I was trying to figure out how monarchy on the British model might prove useful in some societies roiled by internal strife, such as France. My article was most certainly NOT a starry-eyed defence of monarchy as such. As a minimal statist libertarian who has flirted with the anarcho-capitalist stance, I certainly think our Royal Family should be privatised, its tax-funding status ended and the Civil List significantly curtailed. I also realise the Royal family’s role in standing atop the English class system which, while not as oppressive in the past, has its faults.

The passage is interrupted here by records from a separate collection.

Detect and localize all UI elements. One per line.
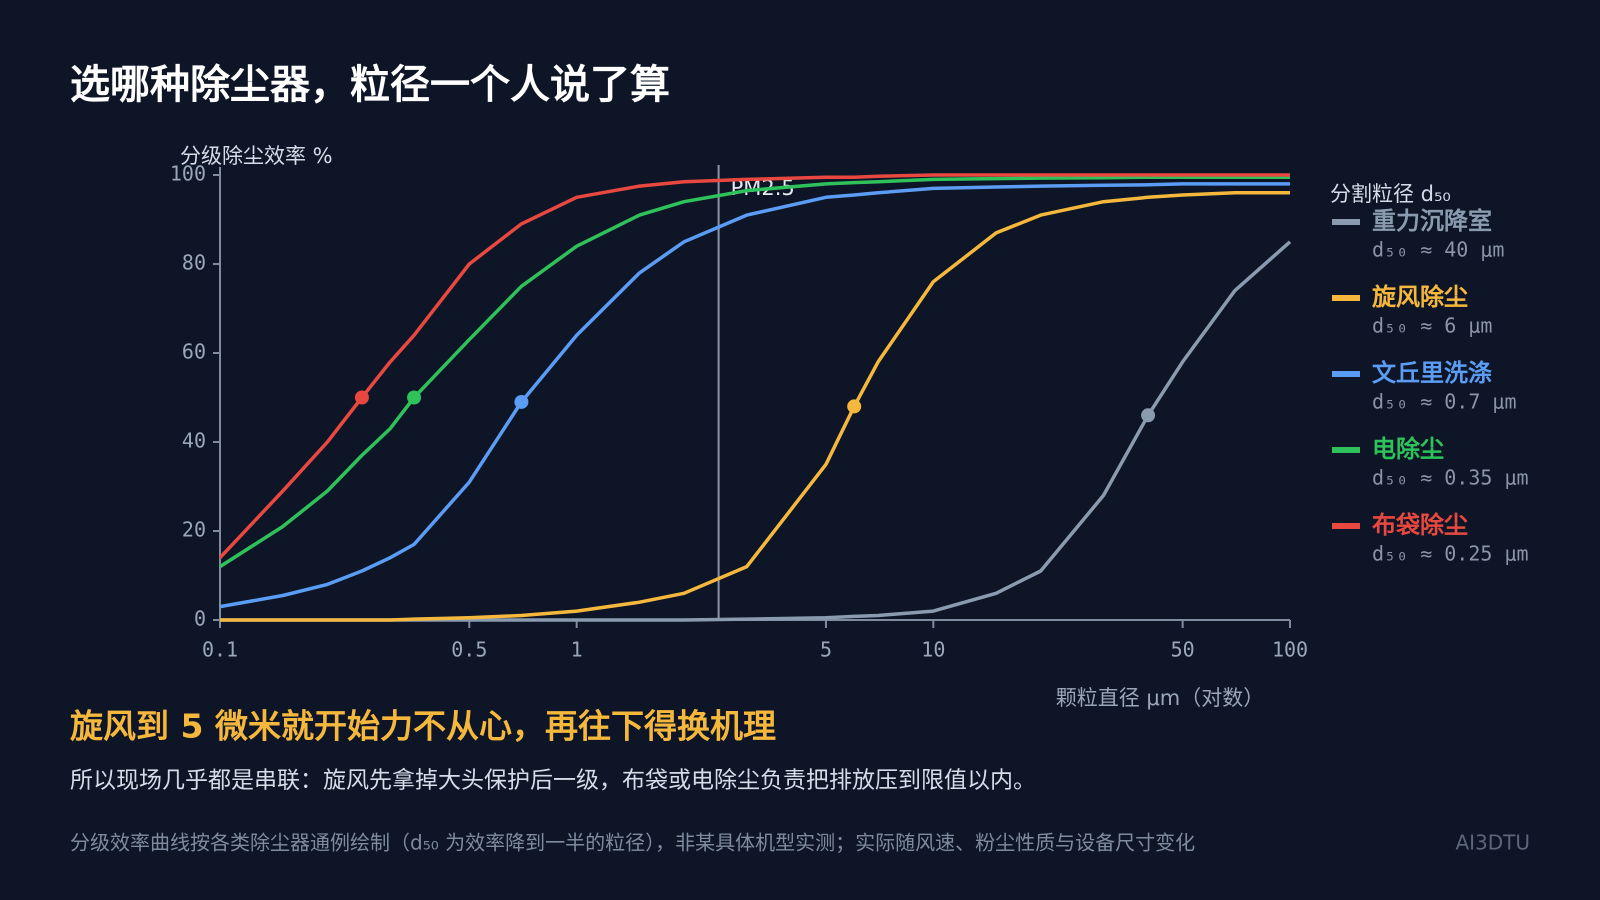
y-tick-label: 0 [194,607,206,631]
legend-name: 电除尘 [1372,435,1444,463]
legend-name: 重力沉降室 [1372,207,1492,235]
headline: 旋风到 5 微米就开始力不从心，再往下得换机理 [70,707,776,746]
y-tick-label: 60 [182,340,206,364]
series-line [220,191,1290,622]
legend-name: 旋风除尘 [1371,283,1468,311]
d50-marker [407,390,422,405]
d50-marker [514,394,529,409]
legend-name: 布袋除尘 [1372,511,1468,539]
d50-marker [354,390,369,405]
x-tick-label: 1 [571,638,583,662]
d50-marker [1141,408,1156,423]
series-line [218,173,1290,559]
title: 选哪种除尘器，粒径一个人说了算 [70,62,670,108]
legend-name: 文丘里洗涤 [1372,359,1492,387]
brand: AI3DTU [1455,831,1530,855]
legend-d50: d₅₀ ≈ 0.7 μm [1372,390,1517,414]
body-text: 所以现场几乎都是串联：旋风先拿掉大头保护后一级，布袋或电除尘负责把排放压到限值以… [70,767,1036,794]
y-tick-label: 80 [182,251,206,275]
legend-d50: d₅₀ ≈ 6 μm [1372,314,1492,338]
x-tick-label: 50 [1171,638,1195,662]
footnote: 分级效率曲线按各类除尘器通例绘制（d₅₀ 为效率降到一半的粒径），非某具体机型实… [70,831,1195,855]
x-tick-label: 5 [820,638,832,662]
x-tick-label: 10 [921,638,945,662]
x-axis-label: 颗粒直径 μm（对数） [1056,686,1265,710]
legend-d50: d₅₀ ≈ 40 μm [1372,238,1504,262]
series-line [219,182,1290,609]
y-axis-label: 分级除尘效率 % [180,144,333,168]
y-tick-label: 20 [182,518,206,542]
series-line [219,175,1290,569]
legend-title: 分割粒径 d₅₀ [1330,182,1451,206]
x-tick-label: 100 [1272,638,1308,662]
legend-d50: d₅₀ ≈ 0.25 μm [1372,542,1529,566]
x-tick-label: 0.1 [202,638,238,662]
x-tick-label: 0.5 [451,638,487,662]
y-tick-label: 100 [170,162,206,186]
d50-marker [847,399,862,414]
legend-d50: d₅₀ ≈ 0.35 μm [1372,466,1529,490]
y-tick-label: 40 [182,429,206,453]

I am also well aware that the U.S. is the great example of how a republic can hold the allegiance of its citizens and has worked supremely well, give or take the odd hiccup such as the 2000 Florida vote re-count controversy (“George Bush is dead, long live George W. Bush!”) and some unpleasantness during the 1860s.

More broadly, I would say this: until the day comes and we can all live in a libertarian utopia with zero income tax and tiny government, or no government at all, we are likely to have states. Those states will be headed by someone or something. It really unlikely that an elected president, who is bound to be a partisan political figure, could be an improvement. After all, Royalty is a lottery for its members. They don’t ask for the job and are obliged to repay their fortune with a life of duty. (That is why royals get such stick if they are seen to misbehave, like some of the younger present members).

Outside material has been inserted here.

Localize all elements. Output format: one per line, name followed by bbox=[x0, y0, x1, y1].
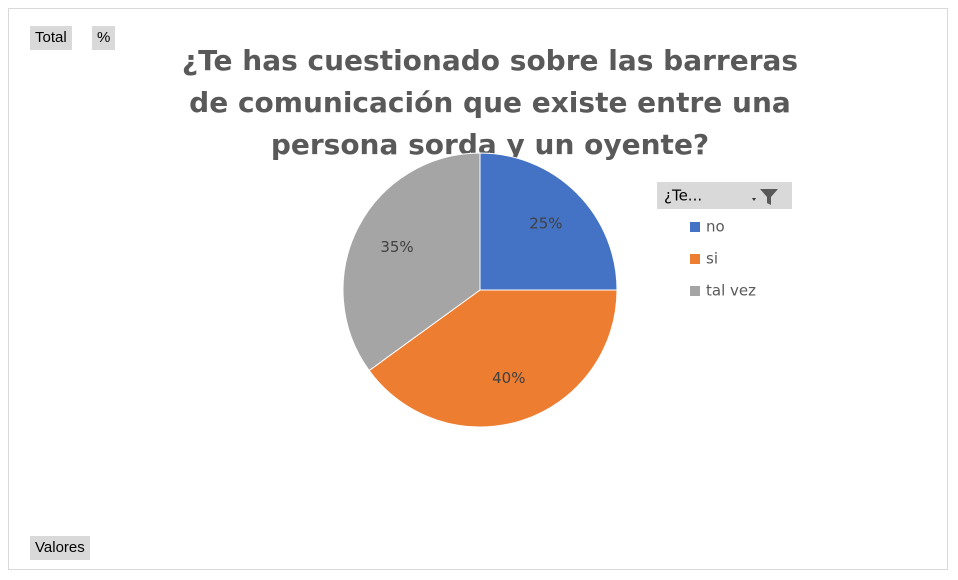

Of course, one day we may be able to dispense with the whole affair and move on. But as a libertarian activist, getting rid of royalty is not exactly top of my priorities. I’d rather focus on cutting the government down to size. If I could pay just 10 percent income tax with the Queen remaining in Buckingham Palace, I’d settle for that rather than a social democratic republic where I’d pay 50 percent.

Anyway, that is my ha’ pennyworth on the subject. For a good, thorough defence of British style monarchy, check out British journalist, blogger and aspiring Shakespearean actor Andrew Sullivan. Worth a read.